What struck me right away was the picture they had illustrating the word "gangway." It's very striking and the cats are beautiful, of course. But I doubt that there were just this many purely black cats hanging out together. I think there was a wrangler involved. Not a superstitious one, obbiously'

Wednesday, May 7, 2025

The ground under our feet

There's a certain class of Wikipedia edit I used to make. I don't anymore. I still remember how to log in, and I still make some edits, but smaller ones.

What I used to do was find an article that had been flagged for not having any sources. Then I'd find some official sources and include them in the article's bibliography. It's not really doable anymore.

Until fairly recently you could freely surf the websites of most magazines and newspapers.
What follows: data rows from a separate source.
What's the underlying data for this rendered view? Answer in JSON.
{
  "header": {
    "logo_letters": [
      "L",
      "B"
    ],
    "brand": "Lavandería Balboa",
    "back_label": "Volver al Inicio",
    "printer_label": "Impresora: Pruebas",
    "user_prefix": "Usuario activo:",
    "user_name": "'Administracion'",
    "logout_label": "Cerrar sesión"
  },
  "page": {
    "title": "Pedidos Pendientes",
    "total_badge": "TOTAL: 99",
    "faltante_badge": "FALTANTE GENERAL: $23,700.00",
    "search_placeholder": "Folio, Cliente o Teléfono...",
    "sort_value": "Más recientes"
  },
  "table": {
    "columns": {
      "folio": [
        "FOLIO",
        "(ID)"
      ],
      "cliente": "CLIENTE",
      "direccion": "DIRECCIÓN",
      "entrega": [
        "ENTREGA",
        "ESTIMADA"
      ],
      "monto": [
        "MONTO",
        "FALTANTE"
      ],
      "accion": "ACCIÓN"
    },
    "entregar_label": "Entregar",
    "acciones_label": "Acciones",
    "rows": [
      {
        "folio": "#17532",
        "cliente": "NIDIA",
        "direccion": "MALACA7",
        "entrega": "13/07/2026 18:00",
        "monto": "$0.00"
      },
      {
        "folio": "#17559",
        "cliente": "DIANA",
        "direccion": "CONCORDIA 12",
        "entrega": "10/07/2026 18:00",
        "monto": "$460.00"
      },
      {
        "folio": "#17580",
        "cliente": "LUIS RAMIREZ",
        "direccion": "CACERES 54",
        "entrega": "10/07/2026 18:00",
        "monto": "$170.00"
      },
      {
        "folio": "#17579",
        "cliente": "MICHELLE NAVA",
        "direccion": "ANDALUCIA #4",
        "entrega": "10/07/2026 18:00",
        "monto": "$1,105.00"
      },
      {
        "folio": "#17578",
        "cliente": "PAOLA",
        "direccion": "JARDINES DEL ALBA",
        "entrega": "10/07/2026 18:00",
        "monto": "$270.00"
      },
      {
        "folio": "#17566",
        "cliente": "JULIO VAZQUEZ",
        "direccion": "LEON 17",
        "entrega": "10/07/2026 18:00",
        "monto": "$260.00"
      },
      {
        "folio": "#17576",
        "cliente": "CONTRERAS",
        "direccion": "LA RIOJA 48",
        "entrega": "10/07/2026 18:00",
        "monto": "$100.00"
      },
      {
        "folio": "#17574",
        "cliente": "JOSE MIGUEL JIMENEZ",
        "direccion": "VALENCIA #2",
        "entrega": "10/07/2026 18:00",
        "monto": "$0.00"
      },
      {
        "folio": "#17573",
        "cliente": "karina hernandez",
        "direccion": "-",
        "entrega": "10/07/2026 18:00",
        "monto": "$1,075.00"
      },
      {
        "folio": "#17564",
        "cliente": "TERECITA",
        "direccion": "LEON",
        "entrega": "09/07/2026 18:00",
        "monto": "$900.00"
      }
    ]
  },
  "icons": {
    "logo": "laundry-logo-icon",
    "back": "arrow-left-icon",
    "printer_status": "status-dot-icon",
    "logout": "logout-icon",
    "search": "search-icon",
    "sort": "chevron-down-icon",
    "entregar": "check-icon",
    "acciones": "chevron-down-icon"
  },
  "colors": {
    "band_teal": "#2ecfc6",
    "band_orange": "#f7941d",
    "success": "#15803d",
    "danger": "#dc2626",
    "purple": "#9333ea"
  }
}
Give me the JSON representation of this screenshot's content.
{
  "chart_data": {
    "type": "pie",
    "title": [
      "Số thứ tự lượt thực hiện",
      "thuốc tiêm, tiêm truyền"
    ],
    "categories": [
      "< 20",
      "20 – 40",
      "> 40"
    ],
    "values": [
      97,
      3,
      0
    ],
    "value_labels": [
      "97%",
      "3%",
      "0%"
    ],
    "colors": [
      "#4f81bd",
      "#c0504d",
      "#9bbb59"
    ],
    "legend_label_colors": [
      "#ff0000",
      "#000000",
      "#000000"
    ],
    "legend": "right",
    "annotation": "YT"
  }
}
They might try to coax you to subscribe by offering some kind of premium content. Or they might have a limited number of articles you could read in a month, and once you had used them up you had to wait for a new month to begin. But increasingly we're in the "no freebies means no freebies" era. Everything is paywalled. 

You could say that this kind of crackdown was always inevitable. That publishers have to make money. You'd have a point. But some things rankle. For one thing this comes after years of online readers tolerating oftentimes intrusive ads. Also, are the revenues being used to pay writers and bring in more and better journalism? Doesn't seem like it. 

For better or worse the infrastructure of the internet was based on certain things being promised. Now they are quickly being unpromised.